There are practical considerations, too, such as whether equipment or recordings are of sufficient quality for a song's words to be intelligible.

The teacher needs to be careful with some songs if the message is sexist or revels in violence, or if it contains figurative language or cultural assumptions alien to the learner. For example, the Beatles' 'Oh dear, what can I do, baby's in black and I'm feeling blue' might perplex learners in Saudi Arabia or Pakistan.

There may even be issues o1 legality and censorship to consider. In Iran an Azeri trainee English teacher told me that although pop music is available on the black market, Khomeini imposed a ban on any music 'which makes you move' (The learner was amused at the picture he was conjuring of the Ayatollah methodically going through a music collection, stopping to throw out a record whenever he started getting the urge to boogie.).

Teaching - Why?

Nine years ago, I had not been in Bulgaria for long when a young man came up to me anxious for explanations to a long list of song lyrics. As we chatted I realised that his speech was curiously peppered with phrases from his heavy metal music collection. The experience confirms Alan Maley's observation (in Murphey 1992:3) that two major advantages to teaching with songs are that they are memorable and that they are motivating.

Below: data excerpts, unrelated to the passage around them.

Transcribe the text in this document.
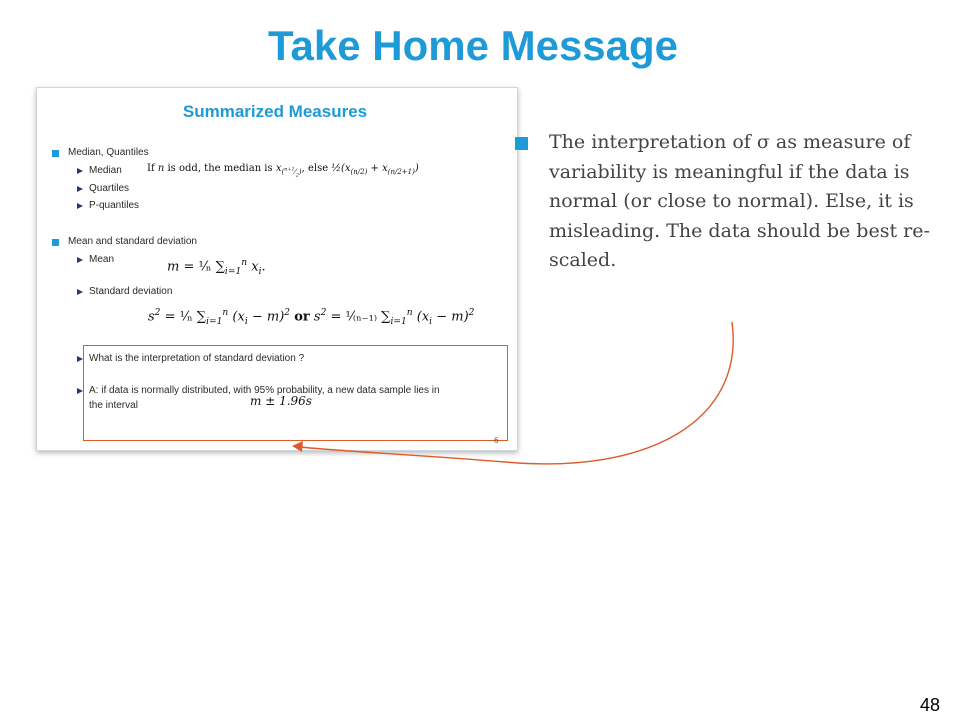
Take Home Message
Summarized Measures
Median, Quantiles
Median	If n is odd, the median is $x_{(^{n+1}⁄_2)}$, else $\frac{1}{2}(x_{(n/2)} + x_{(n/2+1)})$
Quartiles
P-quantiles
Mean and standard deviation
Mean	m = ¹⁄ₙ $\sum_{i=1}^n$ $x_i$.
Standard deviation
$s^2$ = ¹⁄ₙ $\sum_{i=1}^n$ $(x_i - m)^2$ or $s^2$ = ¹⁄₍ₙ₋₁₎ $\sum_{i=1}^n$ $(x_i - m)^2$
What is the interpretation of standard deviation ?
A: if data is normally distributed, with 95% probability, a new data sample lies in
the interval	m ± 1.96s
6
The interpretation of σ as measure of variability is meaningful if the data is normal (or close to normal). Else, it is misleading. The data should be best re-scaled.
48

For Griffee (1992) there are six broad reasons to use songs in the classroom

- They can create an enjoyable, relaxing or particular atmosphere, to establish a mood or to suggest associations. In Suggestopaedia, specific kinds of music are selected to relax learners and make them receptive to language. Music or songs can also provide cover to encourage learners to speak, acting in the same way as music at a party to break down people's inhibitions about talking to one another.

- Songs often contain particular features of language in an accessible context, such as rhythm or colloquialisms.

- They can introduce aspects of L2 culture.

- They may be exploited in the same ways as any other text. Being generally short and self-contained can make them particularly suitable for the classroom.

- Songs can supplement the course, for example to mark special occasions like Christmas or to fill in background information to a topic discussed in class.

- Songs can be exploited in teaching, for conversation, vocabulary, grammar, or pronunciation, either to introduce a topic or as subject to analysis in their own right.

In my own teaching all of the above reasons have played a part in my use of songs in class, but perhaps what has been most important is the motivation and interest they can inspire by their authenticity, and the possible associations most of my students have with them. I hope that when they regard a song as something enjoyable, its appearance in learning will make learning all the more enjoyable, too.


How?

Activities with songs as a theme

There are many familiar classroom activities which can be adapted to make songs the focus of attention. Mostly from Murphey (1992), these include:

- Icebreakers in which the learners put information about themeselves on badges and mingle, asking each other questions. The information can be about musical tastes (Appendix Al).

- 'Twenty questions', and secret names stuck on learners' foreheads. Learners ask yes/no questions to work out the mystery identities. The names can be of musical artists (or musical genres).

- 'Find somebody who...' Learners look for people in the class who meet given descriptions (...likes punk,.. plays the piano,.. .went to a concert recently...).
- Questionnaires and surveys (Appendix Al) provided for or written by the learners. Results can be included in newsletters, along with interviews and articles to do with pop songs.

- Discussions generated in response to extreme opinions or quotations, about music and songs (op.cit:31,66 - Appendix Al).

- Drawing, comparing and discussing proximity mindmaps (Appendix Al).

- Writing stories, dialogues and interviews incorporating titles and lines from songs (Appendix A2).

- Reading and manipulating texts about pop songs or artists (Appendix B).

- The Heinemann 'English Puzzles' books contain some nice little activities using song titles for language work, dealing with contractions, tense and time references, parts of speech and a crossword drawing on Beatles song titles (Appendix C).